El 29/07/2013, a las 14:54, Heikki Virtanen escribió:
> Hi, I try to solve an eigenvalue problem (Ax = lambda B x) where A
> and B are complex matrices. Unfortunately, my data structures
> are not capable of handling directly complex numbers, yet. So,
> I have to use
>
> [re(A) -im(A)]
> RealA = [ ]
> [imA) re(A)]
>
> matrices instead. How should I allocate matrices if I know
> compressed sparse row matrix formats of A and B matrices. I have used
> something like this.
>
> ierr = MatCreate(PETSC_COMM_WORLD,&RealA); CHKERRQ(ierr);
> ierr = MatSetSizes(RealA,PETSC_DECIDE,PETSC_DECIDE,2*n,2*n); CHKERRQ(ierr);
> ierr = MatSetType(RealA,MATMPIBAIJ); CHKERRQ(ierr);
> ierr = MatSetBlockSize(RealA,2);CHKERRQ(ierr);
> ierr = MatSetFromOptions(RealA);CHKERRQ(ierr);
>
> ierr = MatMPIBAIJSetPreallocationCSR (RealA,2,rows,cols,0); CHKERRQ(ierr);
> ierr = MatAssemblyBegin (RealA,MAT_FINAL_ASSEMBLY); CHKERRQ(ierr);
> ierr = MatAssemblyEnd (RealA,MAT_FINAL_ASSEMBLY); CHKERRQ(ierr);
>
> where n is the global size of matrix A. rows and cols are csr arrays of A.

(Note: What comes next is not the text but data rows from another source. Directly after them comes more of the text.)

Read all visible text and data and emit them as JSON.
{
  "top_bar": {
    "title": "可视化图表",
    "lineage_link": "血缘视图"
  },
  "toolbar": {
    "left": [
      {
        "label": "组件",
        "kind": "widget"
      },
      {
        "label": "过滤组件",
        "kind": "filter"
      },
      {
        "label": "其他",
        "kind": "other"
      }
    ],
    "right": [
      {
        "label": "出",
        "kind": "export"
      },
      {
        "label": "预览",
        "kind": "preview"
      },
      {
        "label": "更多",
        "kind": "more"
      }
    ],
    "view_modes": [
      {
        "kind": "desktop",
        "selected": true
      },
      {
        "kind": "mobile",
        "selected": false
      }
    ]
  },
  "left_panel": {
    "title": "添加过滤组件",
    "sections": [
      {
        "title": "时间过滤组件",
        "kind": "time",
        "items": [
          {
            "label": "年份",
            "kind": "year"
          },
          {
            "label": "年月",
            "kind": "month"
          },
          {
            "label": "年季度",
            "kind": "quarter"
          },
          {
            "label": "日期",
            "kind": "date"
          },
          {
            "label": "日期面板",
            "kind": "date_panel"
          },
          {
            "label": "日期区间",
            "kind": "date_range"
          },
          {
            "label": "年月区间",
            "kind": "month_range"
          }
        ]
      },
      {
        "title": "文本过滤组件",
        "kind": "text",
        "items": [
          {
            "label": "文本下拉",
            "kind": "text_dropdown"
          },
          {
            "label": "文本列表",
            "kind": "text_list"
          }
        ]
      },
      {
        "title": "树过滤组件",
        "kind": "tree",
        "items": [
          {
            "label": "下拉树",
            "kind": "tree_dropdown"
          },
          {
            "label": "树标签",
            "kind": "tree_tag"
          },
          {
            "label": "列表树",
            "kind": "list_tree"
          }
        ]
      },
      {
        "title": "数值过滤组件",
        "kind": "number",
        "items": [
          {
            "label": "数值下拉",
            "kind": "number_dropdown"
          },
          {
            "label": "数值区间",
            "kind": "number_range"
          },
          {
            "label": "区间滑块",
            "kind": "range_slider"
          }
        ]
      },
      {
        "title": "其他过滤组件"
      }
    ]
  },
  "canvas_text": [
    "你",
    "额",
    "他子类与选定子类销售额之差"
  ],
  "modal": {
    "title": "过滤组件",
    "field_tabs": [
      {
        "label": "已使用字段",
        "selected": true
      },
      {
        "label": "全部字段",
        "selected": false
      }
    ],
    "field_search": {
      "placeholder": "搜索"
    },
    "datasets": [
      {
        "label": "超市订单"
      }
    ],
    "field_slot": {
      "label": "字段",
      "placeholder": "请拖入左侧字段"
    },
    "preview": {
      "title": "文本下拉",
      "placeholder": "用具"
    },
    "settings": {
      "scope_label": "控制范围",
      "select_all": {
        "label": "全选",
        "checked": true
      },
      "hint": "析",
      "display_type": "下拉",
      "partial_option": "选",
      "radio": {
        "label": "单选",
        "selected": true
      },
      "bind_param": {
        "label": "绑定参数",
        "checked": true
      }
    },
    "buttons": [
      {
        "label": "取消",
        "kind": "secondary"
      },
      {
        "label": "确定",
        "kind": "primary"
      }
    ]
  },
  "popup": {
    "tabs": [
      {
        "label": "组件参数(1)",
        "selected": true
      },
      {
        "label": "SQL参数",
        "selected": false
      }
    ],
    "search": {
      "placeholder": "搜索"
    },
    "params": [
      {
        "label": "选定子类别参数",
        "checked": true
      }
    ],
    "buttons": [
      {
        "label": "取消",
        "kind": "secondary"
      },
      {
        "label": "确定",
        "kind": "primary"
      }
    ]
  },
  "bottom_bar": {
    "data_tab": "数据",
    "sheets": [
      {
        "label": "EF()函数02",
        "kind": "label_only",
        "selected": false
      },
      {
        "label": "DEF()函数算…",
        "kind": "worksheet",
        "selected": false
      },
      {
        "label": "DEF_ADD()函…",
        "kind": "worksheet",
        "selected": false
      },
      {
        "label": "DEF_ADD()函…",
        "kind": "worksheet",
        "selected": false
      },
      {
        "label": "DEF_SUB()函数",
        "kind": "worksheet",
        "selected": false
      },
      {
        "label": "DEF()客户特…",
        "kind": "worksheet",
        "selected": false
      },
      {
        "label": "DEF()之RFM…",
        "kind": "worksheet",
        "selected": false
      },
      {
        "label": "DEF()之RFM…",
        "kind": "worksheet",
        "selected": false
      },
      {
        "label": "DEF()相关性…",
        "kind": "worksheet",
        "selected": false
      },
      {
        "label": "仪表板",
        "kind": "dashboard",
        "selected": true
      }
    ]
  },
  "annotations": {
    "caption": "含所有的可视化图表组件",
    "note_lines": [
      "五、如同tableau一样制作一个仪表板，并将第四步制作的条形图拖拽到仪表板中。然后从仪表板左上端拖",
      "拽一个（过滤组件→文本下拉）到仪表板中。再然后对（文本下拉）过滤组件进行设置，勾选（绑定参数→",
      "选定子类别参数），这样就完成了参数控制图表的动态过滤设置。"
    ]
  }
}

> Each submatrix of RealA matrix have the same nonzero pattern than A.
> But I am not sure if this is correct, because when I print my matrices out
> they look more like band matrices than block matrices.
>
> -Heikki
You are creating a BAIJ matrix with the nonzero pattern defined by (rows,cols),
where each entry of the matrix is a 2x2 block, in your case
[ re(a_ij) -im(a_ij) ]
[ im(a_ij) re(a_ij) ]
So the matrix you are creating is not this one
[re(A) -im(A)]
[imA) re(A)]
but the one resulting from a perfect shuffle permutation. That's why you are
not seeing a 2x2 block structure for the whole matrix.
Jose